The Cloud's role in the enterprise is expanding quickly. Savvy IT teams are already embracing this change, but it's still early days and there are a lot of unknowns and potential pitfalls. The question is how IT can deliver on the high expectations of their users in an era of Cloud-based IT.

The Rainbow of Cloud

In modern computing, a "cloud," like its meteorological counterpart, is kind of a fluffy term that can be difficult to precisely define. Born out of datacenter co-location, hosters, and application service providers (ASPs), cloud computing is simply the delivery hardware (infrastructure), application sub-components (platform), or end-user applications as a service, meaning that customers effectively "rent" these facilities on an incremental basis. Originally conceived as a way to move to a more economical metered operational expense cost structure from a pay-up-front capital expense structure, cloud computing has evolved and matured. And many organizations now look to cloud solutions to provide best-in-class features as well as cost advantages.

Models of Cloud Computing

Software as a Service (SaaS) – in which applications are hosted by a vendor or service provider and made available to customers over a network, typically the Internet. Popular examples include Office 365, Google Apps, Salesforce.com, Workday, Expensify and Zendesk.

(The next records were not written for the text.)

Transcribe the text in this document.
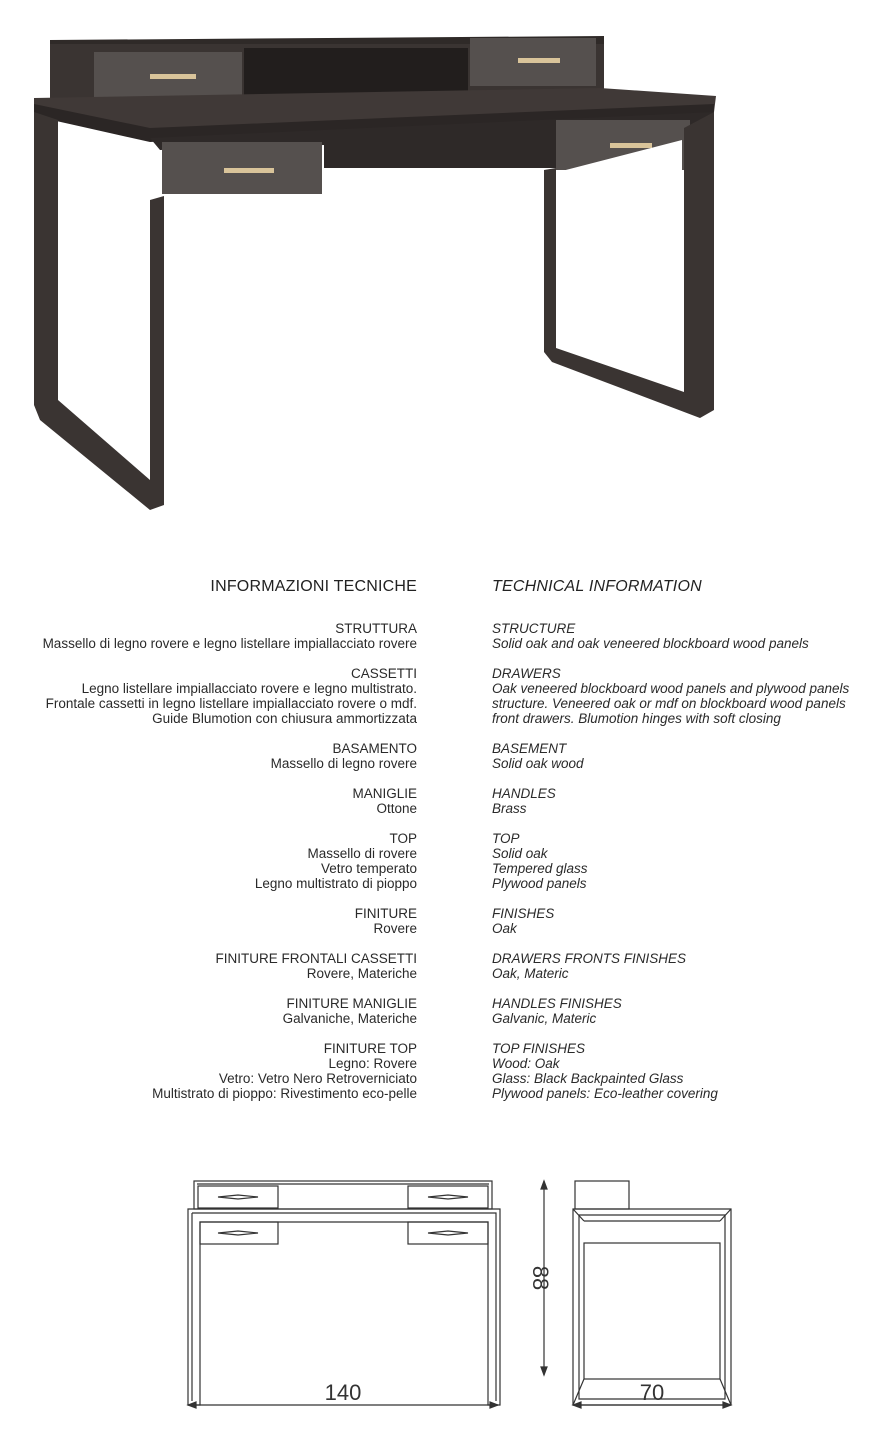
INFORMAZIONI TECNICHE	TECHNICAL INFORMATION
STRUTTURA
Massello di legno rovere e legno listellare impiallacciato rovere
CASSETTI
Legno listellare impiallacciato rovere e legno multistrato.
Frontale cassetti in legno listellare impiallacciato rovere o mdf.
Guide Blumotion con chiusura ammortizzata
BASAMENTO
Massello di legno rovere
MANIGLIE
Ottone
TOP
Massello di rovere
Vetro temperato
Legno multistrato di pioppo
FINITURE
Rovere
FINITURE FRONTALI CASSETTI
Rovere, Materiche
FINITURE MANIGLIE
Galvaniche, Materiche
FINITURE TOP
Legno: Rovere
Vetro: Vetro Nero Retroverniciato
Multistrato di pioppo: Rivestimento eco-pelle
STRUCTURE
Solid oak and oak veneered blockboard wood panels
DRAWERS
Oak veneered blockboard wood panels and plywood panels
structure. Veneered oak or mdf on blockboard wood panels
front drawers. Blumotion hinges with soft closing
BASEMENT
Solid oak wood
HANDLES
Brass
TOP
Solid oak
Tempered glass
Plywood panels
FINISHES
Oak
DRAWERS FRONTS FINISHES
Oak, Materic
HANDLES FINISHES
Galvanic, Materic
TOP FINISHES
Wood: Oak
Glass: Black Backpainted Glass
Plywood panels: Eco-leather covering
140
88
70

SaaS is becoming an increasingly prevalent delivery model as underlying technologies that support Web services and service-oriented architecture (SOA) mature and new developmental approaches, such as Ajax, become popular. In addition, broadband service has become increasingly available to support user access from more areas around the world.

Platform as a Service (PaaS) - provides a computing platform and a solution stack as a service. In PaaS, the consumer creates software or services using tools and/or libraries from the provider. The consumer also controls software deployment and configuration settings. The provider provides the networks, servers, storage, and other services that are required to host the consumer's application. Examples include Google App Engine, Microsoft Azure Services and Salesforce.com's Force.com.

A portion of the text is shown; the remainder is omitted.